На осколках гордости (СИ) - Мечтательная Ксенольетта (книги онлайн полные версии бесплатно .TXT) 📗
— Можно опять спросить о Сиелре? — осторожно поинтересовалась. Если откажет, значит, потом, когда мне разрешат повидаться с Елрех, я узнаю у нее.
— Спрашивай, — великодушно разрешил Акеон.
— Я знаю несколько распространенных клятв в Фадрагосе, ритуалы, которые…

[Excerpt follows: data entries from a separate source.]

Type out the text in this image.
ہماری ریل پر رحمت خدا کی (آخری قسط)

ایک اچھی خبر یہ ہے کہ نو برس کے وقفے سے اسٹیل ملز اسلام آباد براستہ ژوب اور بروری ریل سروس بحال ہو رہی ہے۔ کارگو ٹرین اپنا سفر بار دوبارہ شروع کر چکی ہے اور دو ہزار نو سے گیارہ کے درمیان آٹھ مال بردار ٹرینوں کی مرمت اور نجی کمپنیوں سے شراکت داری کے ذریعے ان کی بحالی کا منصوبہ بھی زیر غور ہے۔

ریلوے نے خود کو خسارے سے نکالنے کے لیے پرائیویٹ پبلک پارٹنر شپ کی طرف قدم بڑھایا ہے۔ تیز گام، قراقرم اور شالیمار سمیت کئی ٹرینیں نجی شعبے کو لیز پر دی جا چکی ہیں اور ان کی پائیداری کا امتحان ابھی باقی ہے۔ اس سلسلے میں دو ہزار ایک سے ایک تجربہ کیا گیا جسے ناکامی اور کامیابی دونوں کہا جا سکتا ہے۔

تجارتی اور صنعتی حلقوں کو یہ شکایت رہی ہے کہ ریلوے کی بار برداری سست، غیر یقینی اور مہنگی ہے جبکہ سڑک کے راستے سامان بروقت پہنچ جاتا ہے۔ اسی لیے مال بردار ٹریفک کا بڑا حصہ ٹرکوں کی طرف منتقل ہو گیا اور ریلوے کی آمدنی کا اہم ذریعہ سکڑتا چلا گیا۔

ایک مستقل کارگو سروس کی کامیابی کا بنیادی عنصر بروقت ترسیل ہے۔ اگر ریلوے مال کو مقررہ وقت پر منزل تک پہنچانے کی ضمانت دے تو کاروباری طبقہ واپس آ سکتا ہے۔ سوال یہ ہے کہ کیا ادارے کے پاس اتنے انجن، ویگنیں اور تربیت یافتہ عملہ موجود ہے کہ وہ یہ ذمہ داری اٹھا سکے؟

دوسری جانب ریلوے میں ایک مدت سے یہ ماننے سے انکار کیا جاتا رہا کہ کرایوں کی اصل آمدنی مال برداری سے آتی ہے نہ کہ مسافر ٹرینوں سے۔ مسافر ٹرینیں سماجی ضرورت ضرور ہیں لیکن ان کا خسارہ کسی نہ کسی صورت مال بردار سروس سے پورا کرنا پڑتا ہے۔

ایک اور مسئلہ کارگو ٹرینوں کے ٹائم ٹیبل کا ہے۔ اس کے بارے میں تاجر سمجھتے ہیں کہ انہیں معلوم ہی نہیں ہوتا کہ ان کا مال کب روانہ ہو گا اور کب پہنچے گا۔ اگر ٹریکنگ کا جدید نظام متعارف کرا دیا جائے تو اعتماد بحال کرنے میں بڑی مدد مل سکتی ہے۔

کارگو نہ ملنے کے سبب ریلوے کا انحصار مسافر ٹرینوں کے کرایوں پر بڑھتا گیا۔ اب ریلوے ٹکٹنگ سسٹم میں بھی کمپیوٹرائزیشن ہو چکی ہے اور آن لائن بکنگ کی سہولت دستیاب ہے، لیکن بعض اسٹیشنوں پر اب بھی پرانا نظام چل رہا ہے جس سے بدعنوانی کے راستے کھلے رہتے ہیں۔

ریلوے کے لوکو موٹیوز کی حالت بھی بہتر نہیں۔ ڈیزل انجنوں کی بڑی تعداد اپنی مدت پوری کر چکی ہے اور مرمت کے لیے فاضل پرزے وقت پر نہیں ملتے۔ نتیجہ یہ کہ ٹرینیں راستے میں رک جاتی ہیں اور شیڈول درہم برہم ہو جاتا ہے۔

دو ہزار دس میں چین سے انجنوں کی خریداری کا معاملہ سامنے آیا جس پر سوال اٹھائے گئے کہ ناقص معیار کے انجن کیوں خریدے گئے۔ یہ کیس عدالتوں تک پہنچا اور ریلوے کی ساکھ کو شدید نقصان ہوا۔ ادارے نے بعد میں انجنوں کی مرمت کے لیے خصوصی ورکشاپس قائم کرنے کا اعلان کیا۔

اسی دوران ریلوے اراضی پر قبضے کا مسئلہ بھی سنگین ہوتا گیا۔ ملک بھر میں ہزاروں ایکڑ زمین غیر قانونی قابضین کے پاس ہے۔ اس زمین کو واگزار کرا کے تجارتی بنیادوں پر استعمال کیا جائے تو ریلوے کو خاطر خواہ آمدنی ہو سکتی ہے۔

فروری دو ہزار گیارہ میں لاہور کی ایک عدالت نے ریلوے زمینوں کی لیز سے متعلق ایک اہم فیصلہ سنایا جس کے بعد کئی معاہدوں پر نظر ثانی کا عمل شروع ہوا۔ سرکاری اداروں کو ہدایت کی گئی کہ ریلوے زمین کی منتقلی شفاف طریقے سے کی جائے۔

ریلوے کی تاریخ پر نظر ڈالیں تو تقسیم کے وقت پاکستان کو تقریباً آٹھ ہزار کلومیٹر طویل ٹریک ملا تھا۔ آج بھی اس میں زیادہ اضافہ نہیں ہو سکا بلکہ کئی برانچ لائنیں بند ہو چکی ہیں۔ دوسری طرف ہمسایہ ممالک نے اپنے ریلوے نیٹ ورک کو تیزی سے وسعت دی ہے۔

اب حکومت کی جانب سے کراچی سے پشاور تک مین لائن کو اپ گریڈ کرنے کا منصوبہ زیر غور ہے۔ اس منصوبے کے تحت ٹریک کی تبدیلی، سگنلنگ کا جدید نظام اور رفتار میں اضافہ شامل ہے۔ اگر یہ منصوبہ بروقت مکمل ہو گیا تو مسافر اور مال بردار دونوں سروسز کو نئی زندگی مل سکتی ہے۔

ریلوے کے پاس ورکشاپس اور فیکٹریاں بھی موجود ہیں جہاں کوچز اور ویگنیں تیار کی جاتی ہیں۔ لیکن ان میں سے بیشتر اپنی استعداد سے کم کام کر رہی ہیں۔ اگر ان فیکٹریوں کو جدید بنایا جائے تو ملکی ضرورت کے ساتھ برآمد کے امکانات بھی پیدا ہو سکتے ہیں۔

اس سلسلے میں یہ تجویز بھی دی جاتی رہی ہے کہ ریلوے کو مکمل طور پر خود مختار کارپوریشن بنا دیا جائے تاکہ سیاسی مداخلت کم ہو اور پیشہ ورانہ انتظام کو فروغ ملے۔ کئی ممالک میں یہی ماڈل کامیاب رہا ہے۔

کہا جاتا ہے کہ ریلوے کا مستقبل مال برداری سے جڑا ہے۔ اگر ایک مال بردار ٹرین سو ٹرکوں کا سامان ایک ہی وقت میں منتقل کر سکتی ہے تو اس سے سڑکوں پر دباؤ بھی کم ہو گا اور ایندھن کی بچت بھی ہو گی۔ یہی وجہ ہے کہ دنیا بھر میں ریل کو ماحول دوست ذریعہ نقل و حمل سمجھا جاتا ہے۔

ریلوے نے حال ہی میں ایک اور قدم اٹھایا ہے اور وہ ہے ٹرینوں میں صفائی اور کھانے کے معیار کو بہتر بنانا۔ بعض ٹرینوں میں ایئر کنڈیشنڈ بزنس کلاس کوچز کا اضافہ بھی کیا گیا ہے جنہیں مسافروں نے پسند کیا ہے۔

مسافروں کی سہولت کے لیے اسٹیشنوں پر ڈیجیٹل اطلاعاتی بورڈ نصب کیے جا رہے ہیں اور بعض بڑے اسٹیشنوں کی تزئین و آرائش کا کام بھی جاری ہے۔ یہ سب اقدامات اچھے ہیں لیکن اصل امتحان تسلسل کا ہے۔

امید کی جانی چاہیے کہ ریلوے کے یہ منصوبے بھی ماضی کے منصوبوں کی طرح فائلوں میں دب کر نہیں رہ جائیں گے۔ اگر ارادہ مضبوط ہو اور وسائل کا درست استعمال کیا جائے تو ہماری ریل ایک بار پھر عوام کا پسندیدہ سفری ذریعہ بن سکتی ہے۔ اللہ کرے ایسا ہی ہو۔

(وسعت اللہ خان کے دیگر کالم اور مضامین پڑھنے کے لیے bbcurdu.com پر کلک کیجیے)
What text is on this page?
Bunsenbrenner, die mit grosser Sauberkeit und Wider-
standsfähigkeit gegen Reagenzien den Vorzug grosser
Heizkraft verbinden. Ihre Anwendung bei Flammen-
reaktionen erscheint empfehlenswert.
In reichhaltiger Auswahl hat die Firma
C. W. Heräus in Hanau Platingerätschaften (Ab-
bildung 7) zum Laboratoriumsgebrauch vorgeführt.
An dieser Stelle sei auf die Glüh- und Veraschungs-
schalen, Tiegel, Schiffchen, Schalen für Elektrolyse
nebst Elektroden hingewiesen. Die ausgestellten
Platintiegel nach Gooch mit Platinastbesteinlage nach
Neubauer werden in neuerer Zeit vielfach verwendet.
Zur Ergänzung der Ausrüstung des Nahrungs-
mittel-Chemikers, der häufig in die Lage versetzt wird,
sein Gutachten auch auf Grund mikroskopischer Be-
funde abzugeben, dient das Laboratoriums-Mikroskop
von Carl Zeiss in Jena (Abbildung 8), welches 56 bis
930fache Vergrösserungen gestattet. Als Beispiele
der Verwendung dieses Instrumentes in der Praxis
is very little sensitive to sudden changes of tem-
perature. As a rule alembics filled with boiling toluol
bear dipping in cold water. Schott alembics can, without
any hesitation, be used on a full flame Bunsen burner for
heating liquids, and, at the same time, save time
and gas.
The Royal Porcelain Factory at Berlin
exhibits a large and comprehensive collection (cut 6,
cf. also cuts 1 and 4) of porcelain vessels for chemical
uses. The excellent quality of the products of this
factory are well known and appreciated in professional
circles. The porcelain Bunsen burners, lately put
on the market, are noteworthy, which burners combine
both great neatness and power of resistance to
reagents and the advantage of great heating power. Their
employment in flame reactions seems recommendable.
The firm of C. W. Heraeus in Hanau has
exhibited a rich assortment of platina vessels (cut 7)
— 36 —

— И требование абсолютно всех клятв оскорбит Сиелру, — оборвал он. — Не своей рукой она подала тебе отраву. Духи укажут на прямого, основного, виновника. Провести ритуал можно было, но на нее он бы не указал. А потом что? Требовать клятву? Кто ты, и кто она? Будь ты супругой Волтуара, мы могли бы побороться, но сейчас ты просто высокооплачиваемая шлюха, которая, по идее, должна гордиться своим статусом и благодарить за то, что попала в огромную кровать Волтуара. Однако вместо робкого спасибо мы получаем от тебя проблемы.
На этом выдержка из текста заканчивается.